QOTD (2011-06-06)

My sister reminded me that the Wilde tragedy narrative may be, to a certain extent, contrived; but it is also beautiful. Here is A.E. Housman, “Oh who is that young sinner”:

Oh who is that young sinner with the handcuffs on his wrists?
And what has he been after that they groan and shake their fists?
And wherefore is he wearing such a conscience-stricken air?
Oh they’re taking him to prison for the colour of his hair.

‘Tis a shame to human nature, such a head of hair as his;
In the good old time ’twas hanging for the colour that it is;
Though hanging isn’t bad enough and flaying would be fair
For the nameless and abominable colour of his hair.

Oh a deal of pains he’s taken and a pretty price he’s paid
To hide his poll or dye it of a mentionable shade;
But they’ve pulled the beggar’s hat off for the world to see and stare,
And they’re hauling him to justice for the colour of his hair.

Now ’tis oakum for his fingers and the treadmill for his feet
And the quarry-gang on Portland in the cold and in the heat,
And between his spells of labour in the time he had to spare
He can curse the God that made him for the colour of his hair.
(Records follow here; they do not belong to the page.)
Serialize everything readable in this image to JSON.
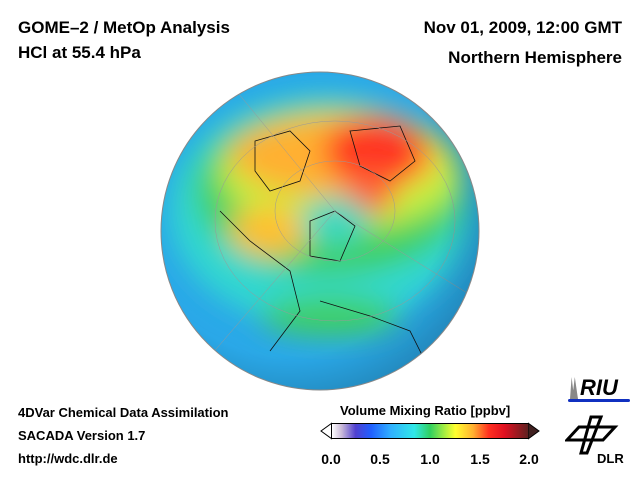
{
  "header": {
    "title_line1": "GOME–2 / MetOp Analysis",
    "title_line2": "HCl at 55.4 hPa",
    "date": "Nov 01, 2009, 12:00 GMT",
    "region": "Northern Hemisphere"
  },
  "footer": {
    "line1": "4DVar Chemical Data Assimilation",
    "line2": "SACADA Version 1.7",
    "url": "http://wdc.dlr.de"
  },
  "colorbar": {
    "title": "Volume Mixing Ratio [ppbv]",
    "ticks": [
      "0.0",
      "0.5",
      "1.0",
      "1.5",
      "2.0"
    ],
    "min": 0,
    "max": 2
  },
  "logos": {
    "riu": "RIU",
    "dlr": "DLR"
  }
}
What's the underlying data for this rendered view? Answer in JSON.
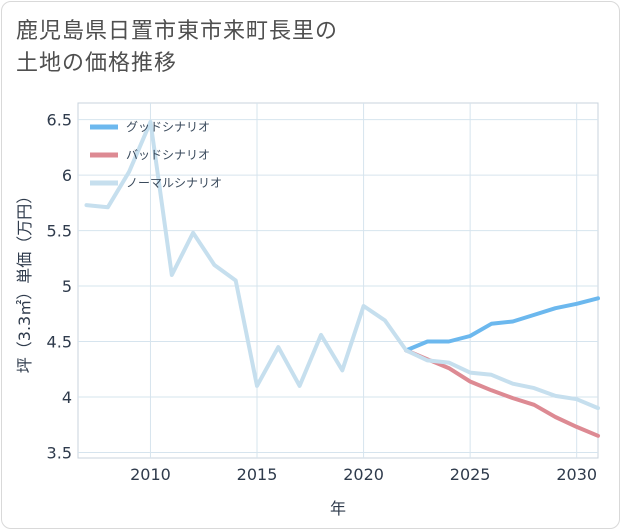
{
  "title_line1": "鹿児島県日置市東市来町長里の",
  "title_line2": "土地の価格推移",
  "chart_data": {
    "type": "line",
    "xlabel": "年",
    "ylabel": "坪（3.3㎡）単価（万円）",
    "xlim": [
      2006.6,
      2031
    ],
    "ylim": [
      3.45,
      6.65
    ],
    "x_ticks": [
      2010,
      2015,
      2020,
      2025,
      2030
    ],
    "y_ticks": [
      3.5,
      4,
      4.5,
      5,
      5.5,
      6,
      6.5
    ],
    "grid": true,
    "legend_position": "top-left",
    "series": [
      {
        "name": "グッドシナリオ",
        "color": "#6cb8ee",
        "x": [
          2022,
          2023,
          2024,
          2025,
          2026,
          2027,
          2028,
          2029,
          2030,
          2031
        ],
        "y": [
          4.42,
          4.5,
          4.5,
          4.55,
          4.66,
          4.68,
          4.74,
          4.8,
          4.84,
          4.89
        ]
      },
      {
        "name": "バッドシナリオ",
        "color": "#dd8a93",
        "x": [
          2022,
          2023,
          2024,
          2025,
          2026,
          2027,
          2028,
          2029,
          2030,
          2031
        ],
        "y": [
          4.42,
          4.34,
          4.26,
          4.14,
          4.06,
          3.99,
          3.93,
          3.82,
          3.73,
          3.65
        ]
      },
      {
        "name": "ノーマルシナリオ",
        "color": "#c6dfee",
        "x": [
          2007,
          2008,
          2009,
          2010,
          2011,
          2012,
          2013,
          2014,
          2015,
          2016,
          2017,
          2018,
          2019,
          2020,
          2021,
          2022,
          2023,
          2024,
          2025,
          2026,
          2027,
          2028,
          2029,
          2030,
          2031
        ],
        "y": [
          5.73,
          5.71,
          6.03,
          6.48,
          5.1,
          5.48,
          5.19,
          5.05,
          4.1,
          4.45,
          4.1,
          4.56,
          4.24,
          4.82,
          4.69,
          4.42,
          4.33,
          4.31,
          4.22,
          4.2,
          4.12,
          4.08,
          4.01,
          3.98,
          3.9
        ]
      }
    ]
  }
}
I don’t think we can underestimate the extent to which the Wilde trials brought a love that was only just becoming able to speak its name crashing into the public eye. This poem unsurprisingly and obviously wasn’t published during Housman’s lifetime, but it’s striking that after the trials he could write this poem, with its elegant nudging metaphor and its (as I read it) barely-suppressed rage. You wouldn’t call Housman a figure of liberation, at all—and yet here you have him articulating a change in the emotional tenor of homosexual identity politics—a change to anger and to outrage.